Pé na lata

Domingo à noite. Fazia muito frio.

Depois de várias doses de “submarino” no Bar do Alemão, resolveu partir. Pagou a conta e, encolhido sob o casaco, saiu a passos trôpegos pelo Largo da Ordem, onde as poucas prostitutas que resistiam ao frio que fazia naquela noite em Curitiba, esperavam por clientes que as levassem para um local qualquer e aconchegante.

Ele simplesmente olhou-as. Seguiu, tentando cantarolar uma antiga canção (Sunday Bloody Sunday) da banda U2.

Dobrou uma ruela deserta naquele momento, quase que cambaleando, e avistou uma lata no meio do caminho. Deu-lhe um ponta pé. A lata bateu na parede de uma antiga construção e ecoou. Pulou, como se comemorasse um gol.

Silêncio.

Teve a sensação de estar sendo observado. Olhou em volta e nada viu.

Deu mais dois passos. Sentiu novamente aquela sensação.

Suspirou fundo, pois já tinha ouvido boatos sobre o tal “Vampiro de Curitiba”. Teve medo.

O álcool da bebida parecia ter evaporado de seu organismo naquele momento. Ficou estático.
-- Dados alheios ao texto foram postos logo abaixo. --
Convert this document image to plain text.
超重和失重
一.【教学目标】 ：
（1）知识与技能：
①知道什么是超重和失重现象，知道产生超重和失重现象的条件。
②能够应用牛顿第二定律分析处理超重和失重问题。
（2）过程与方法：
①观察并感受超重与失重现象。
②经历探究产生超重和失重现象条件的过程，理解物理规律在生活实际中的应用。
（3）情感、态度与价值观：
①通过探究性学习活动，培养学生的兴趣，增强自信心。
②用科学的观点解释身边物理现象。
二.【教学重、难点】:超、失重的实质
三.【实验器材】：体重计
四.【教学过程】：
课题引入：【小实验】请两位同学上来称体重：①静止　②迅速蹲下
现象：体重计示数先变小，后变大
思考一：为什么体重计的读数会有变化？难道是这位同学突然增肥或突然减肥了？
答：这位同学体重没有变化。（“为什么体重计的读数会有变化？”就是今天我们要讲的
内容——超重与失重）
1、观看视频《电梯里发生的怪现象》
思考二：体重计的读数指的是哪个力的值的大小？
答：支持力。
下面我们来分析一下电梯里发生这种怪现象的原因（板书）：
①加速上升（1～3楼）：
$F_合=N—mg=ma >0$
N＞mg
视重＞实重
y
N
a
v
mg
De repente algo acertou-lhe o peito. Caiu.

Tentou olhar em volta. Ninguém. Ouviu alguns murmúrios e risadas.

Preso. Não conseguia se mover.

Sentiu seu braço direito sendo arrancado sem nada poder fazer. Ouviu então um forte barulho.

Acordou.

Tinha apenas cochilado na mesa do bar.

Levantou-se, pagou a conta e saiu a caminhar no ar gélido que fazia naquela noite.

Algumas prostitutas o convidaram a se divertir. Ignorou-as.

Sem perceber, dobrou uma rua deserta. Mais três passos e parou. Avistou a lata no caminho.

Apenas um sonho! - pensou.

Chutou-a e comemorou o gol.

Silêncio.

Nada viu. Mas ainda teve medo.

Caiu.

Algo tinha o acertado no peito.

A criatura faminta arrancava agora seus braços, vísceras, e dilacerava sua face.

Não pode mais gritar.

Conseguiu ainda ver a criatura.

Sorriu, pensando na tal lenda do vampiro.

Morreu. Passara por algo pior e inimaginável, e não poderia contar a mais ninguém.